AnneAnne,
Je suis très heureux d'avoir réceptionné le bout de fil qui me
permet de relier les suites de mes récits et de mes journées très dispersées et
incohérentes qui me laissent sans voix (plutôt sans lettres).
Le deux juillet à cinq heures trente quatre, heure israélienne.
Avoir pensé me lever plus tôt tour t'écrire, mais il semble que
ma fatigue a empêché cette intention de se concrétiser.
Résumé de ma journée d'hier que je voulais écrire déjà cette
nuit.
S'être levé vers sept heures, mais dans un état où je ne pouvais
rien faire d'autre que de m'accrocher à la fin des « nuits de France
Culture».
Attendre impatiemment l'heure de mon rendez-vous avec Yaël, une
de mes soignantes, qui travaille sur mon « chi », nom chinois pour le
centre vital.
Essayant de soulager la douleur de mon épaule gauche, elle a
trouvé quelques points qui lui semblaient suffisamment critiques pour me
demander de consulter un médecin spécialiste en médecine chinoise. J'ai suivi
son conseil. Après avoir demandé à Elie une adresse, j'ai téléphoné sans succès,
le répondeur de Madame Esther Levy étant déconnecté.
Très déçu, j'ai rappelé Elie, le directeur du centre Yuri Stern.
Je n'ai pas réussi à le joindre. Je me promets de réessayer aujourd'hui. Comme
je suis plongé, grâce à Daniel Eps. et à ses cours, dans la pensée chinoise (François
Cheng et François Jullien, deux « François »), je suis très heureux
de dédier aussi mon corps à cette pensée.

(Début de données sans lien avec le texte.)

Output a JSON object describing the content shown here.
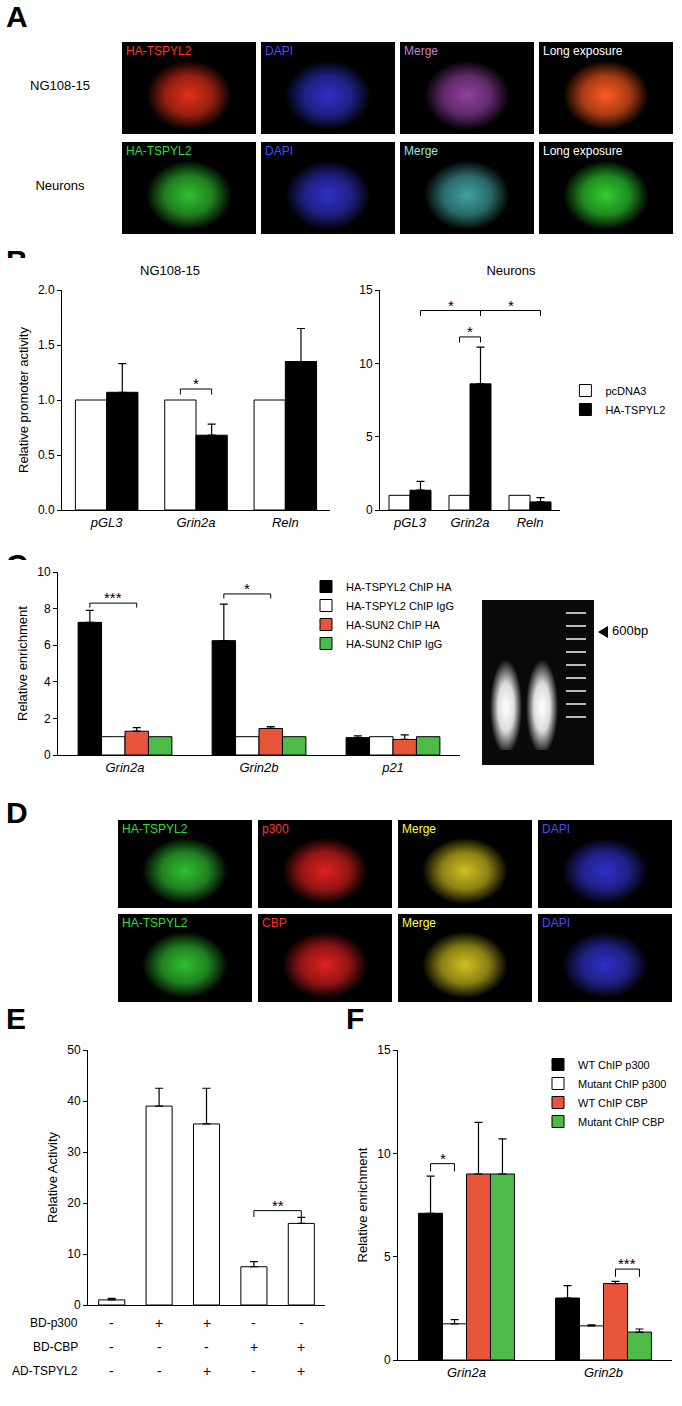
{
  "panel_letters": [
    "A",
    "B",
    "C",
    "D",
    "E",
    "F"
  ],
  "panel_A": {
    "rows": [
      {
        "label": "NG108-15",
        "images": [
          {
            "label": "HA-TSPYL2",
            "color": "#ff3a1a",
            "signal": "#e03018"
          },
          {
            "label": "DAPI",
            "color": "#4a4aff",
            "signal": "#3030c8"
          },
          {
            "label": "Merge",
            "color": "#c080d0",
            "signal": "#9040a0"
          },
          {
            "label": "Long exposure",
            "color": "#ffffff",
            "signal": "#ff5a20"
          }
        ]
      },
      {
        "label": "Neurons",
        "images": [
          {
            "label": "HA-TSPYL2",
            "color": "#33dd33",
            "signal": "#30c030"
          },
          {
            "label": "DAPI",
            "color": "#4a4aff",
            "signal": "#3030c8"
          },
          {
            "label": "Merge",
            "color": "#a0e0e0",
            "signal": "#40a0a0"
          },
          {
            "label": "Long exposure",
            "color": "#ffffff",
            "signal": "#30d030"
          }
        ]
      }
    ]
  },
  "panel_C_gel": {
    "marker_label": "600bp"
  },
  "panel_D": {
    "rows": [
      {
        "images": [
          {
            "label": "HA-TSPYL2",
            "color": "#33dd33",
            "signal": "#30c030"
          },
          {
            "label": "p300",
            "color": "#ff3030",
            "signal": "#e02020"
          },
          {
            "label": "Merge",
            "color": "#ffff40",
            "signal": "#d0c020"
          },
          {
            "label": "DAPI",
            "color": "#4a4aff",
            "signal": "#3030c8"
          }
        ]
      },
      {
        "images": [
          {
            "label": "HA-TSPYL2",
            "color": "#33dd33",
            "signal": "#30c030"
          },
          {
            "label": "CBP",
            "color": "#ff3030",
            "signal": "#e02020"
          },
          {
            "label": "Merge",
            "color": "#ffff40",
            "signal": "#d0c020"
          },
          {
            "label": "DAPI",
            "color": "#4a4aff",
            "signal": "#3030c8"
          }
        ]
      }
    ]
  },
  "chart_data": [
    {
      "type": "bar",
      "title": "NG108-15",
      "y_label": "Relative promoter activity",
      "categories": [
        "pGL3",
        "Grin2a",
        "Reln"
      ],
      "ylim": [
        0,
        2
      ],
      "yticks": [
        {
          "value": 0,
          "label": "0.0"
        },
        {
          "value": 0.5,
          "label": "0.5"
        },
        {
          "value": 1,
          "label": "1.0"
        },
        {
          "value": 1.5,
          "label": "1.5"
        },
        {
          "value": 2,
          "label": "2.0"
        }
      ],
      "series": [
        {
          "name": "pcDNA3",
          "color": "#ffffff",
          "values": [
            1,
            1,
            1
          ]
        },
        {
          "name": "HA-TSPYL2",
          "color": "#000000",
          "values": [
            1.07,
            0.68,
            1.35
          ],
          "errors": [
            0.26,
            0.1,
            0.3
          ]
        }
      ],
      "annotations": [
        {
          "text": "*",
          "from": {
            "category": 1,
            "series": 0
          },
          "to": {
            "category": 1,
            "series": 1
          },
          "y": 1.1
        }
      ]
    },
    {
      "type": "bar",
      "title": "Neurons",
      "categories": [
        "pGL3",
        "Grin2a",
        "Reln"
      ],
      "ylim": [
        0,
        15
      ],
      "yticks": [
        0,
        5,
        10,
        15
      ],
      "legend": "right",
      "series": [
        {
          "name": "pcDNA3",
          "color": "#ffffff",
          "values": [
            1,
            1,
            1
          ]
        },
        {
          "name": "HA-TSPYL2",
          "color": "#000000",
          "values": [
            1.35,
            8.6,
            0.55
          ],
          "errors": [
            0.6,
            2.5,
            0.3
          ]
        }
      ],
      "annotations": [
        {
          "text": "*",
          "from": {
            "category": 0,
            "series": 1
          },
          "to": {
            "category": 1,
            "series": 1
          },
          "y": 13.6
        },
        {
          "text": "*",
          "from": {
            "category": 1,
            "series": 0
          },
          "to": {
            "category": 1,
            "series": 1
          },
          "y": 11.8
        },
        {
          "text": "*",
          "from": {
            "category": 1,
            "series": 1
          },
          "to": {
            "category": 2,
            "series": 1
          },
          "y": 13.6
        }
      ]
    },
    {
      "type": "bar",
      "y_label": "Relative enrichment",
      "categories": [
        "Grin2a",
        "Grin2b",
        "p21"
      ],
      "ylim": [
        0,
        10
      ],
      "yticks": [
        0,
        2,
        4,
        6,
        8,
        10
      ],
      "legend": "top right",
      "series": [
        {
          "name": "HA-TSPYL2 ChIP HA",
          "color": "#000000",
          "values": [
            7.25,
            6.25,
            0.95
          ],
          "errors": [
            0.65,
            2.0,
            0.1
          ]
        },
        {
          "name": "HA-TSPYL2 ChIP IgG",
          "color": "#ffffff",
          "values": [
            1,
            1,
            1
          ]
        },
        {
          "name": "HA-SUN2 ChIP HA",
          "color": "#e8553a",
          "values": [
            1.3,
            1.45,
            0.85
          ],
          "errors": [
            0.2,
            0.1,
            0.25
          ]
        },
        {
          "name": "HA-SUN2 ChIP IgG",
          "color": "#4cbb47",
          "values": [
            1,
            1,
            1
          ]
        }
      ],
      "annotations": [
        {
          "text": "***",
          "from": {
            "category": 0,
            "series": 0
          },
          "to": {
            "category": 0,
            "series": 2
          },
          "y": 8.3
        },
        {
          "text": "*",
          "from": {
            "category": 1,
            "series": 0
          },
          "to": {
            "category": 1,
            "series": 2
          },
          "y": 8.8
        }
      ]
    },
    {
      "type": "bar",
      "y_label": "Relative Activity",
      "categories": [
        null,
        null,
        null,
        null,
        null
      ],
      "tick_labels": "y",
      "ylim": [
        0,
        50
      ],
      "yticks": [
        0,
        10,
        20,
        30,
        40,
        50
      ],
      "series": [
        {
          "name": "Relative Activity",
          "color": "#ffffff",
          "values": [
            1,
            39,
            35.5,
            7.5,
            16
          ],
          "errors": [
            0.3,
            3.5,
            7,
            1,
            1.2
          ]
        }
      ],
      "conditions": [
        {
          "label": "BD-p300",
          "marks": [
            "-",
            "+",
            "+",
            "-",
            "-"
          ]
        },
        {
          "label": "BD-CBP",
          "marks": [
            "-",
            "-",
            "-",
            "+",
            "+"
          ]
        },
        {
          "label": "AD-TSPYL2",
          "marks": [
            "-",
            "-",
            "+",
            "-",
            "+"
          ]
        }
      ],
      "annotations": [
        {
          "text": "**",
          "from": {
            "category": 3,
            "series": 0
          },
          "to": {
            "category": 4,
            "series": 0
          },
          "y": 18.5
        }
      ]
    },
    {
      "type": "bar",
      "y_label": "Relative enrichment",
      "categories": [
        "Grin2a",
        "Grin2b"
      ],
      "ylim": [
        0,
        15
      ],
      "yticks": [
        0,
        5,
        10,
        15
      ],
      "legend": "top right",
      "series": [
        {
          "name": "WT ChIP p300",
          "color": "#000000",
          "values": [
            7.1,
            3.0
          ],
          "errors": [
            1.8,
            0.6
          ]
        },
        {
          "name": "Mutant ChIP p300",
          "color": "#ffffff",
          "values": [
            1.75,
            1.65
          ],
          "errors": [
            0.2,
            0.05
          ]
        },
        {
          "name": "WT ChIP CBP",
          "color": "#e8553a",
          "values": [
            9.0,
            3.7
          ],
          "errors": [
            2.5,
            0.1
          ]
        },
        {
          "name": "Mutant ChIP CBP",
          "color": "#4cbb47",
          "values": [
            9.0,
            1.35
          ],
          "errors": [
            1.7,
            0.15
          ]
        }
      ],
      "annotations": [
        {
          "text": "*",
          "from": {
            "category": 0,
            "series": 0
          },
          "to": {
            "category": 0,
            "series": 1
          },
          "y": 9.5
        },
        {
          "text": "***",
          "from": {
            "category": 1,
            "series": 2
          },
          "to": {
            "category": 1,
            "series": 3
          },
          "y": 4.4
        }
      ]
    }
  ]
}
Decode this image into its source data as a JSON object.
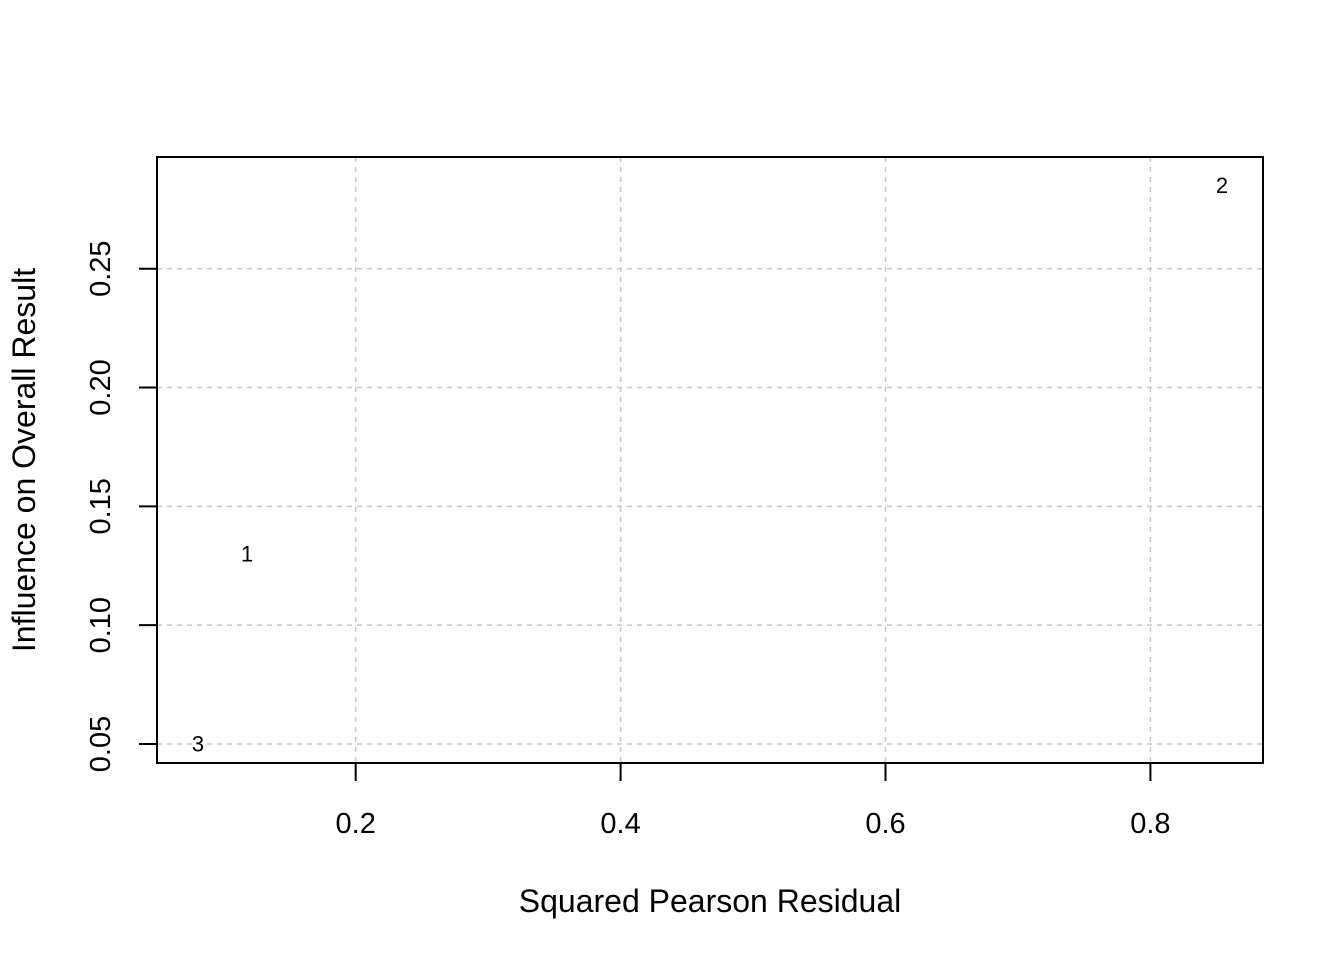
{
  "chart_data": {
    "type": "scatter",
    "title": "",
    "xlabel": "Squared Pearson Residual",
    "ylabel": "Influence on Overall Result",
    "xlim": [
      0.05,
      0.885
    ],
    "ylim": [
      0.042,
      0.297
    ],
    "x_ticks": [
      0.2,
      0.4,
      0.6,
      0.8
    ],
    "x_tick_labels": [
      "0.2",
      "0.4",
      "0.6",
      "0.8"
    ],
    "y_ticks": [
      0.05,
      0.1,
      0.15,
      0.2,
      0.25
    ],
    "y_tick_labels": [
      "0.05",
      "0.10",
      "0.15",
      "0.20",
      "0.25"
    ],
    "grid": true,
    "points": [
      {
        "label": "1",
        "x": 0.118,
        "y": 0.13
      },
      {
        "label": "2",
        "x": 0.854,
        "y": 0.285
      },
      {
        "label": "3",
        "x": 0.081,
        "y": 0.05
      }
    ]
  }
}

Cette séance de réhabilitation qui commença à neuf heures trente
et se termina à dix heures quinze me permit, ayant été réconforté et renforcé
par cette aide, d'aller au studio où j’installe sur l’un des murs ce nouveau
projet grandiose. Devant ce projet, je fais la constatation que mes forces ne
sont pas suffisantes pour monter et descendre de l'échelle.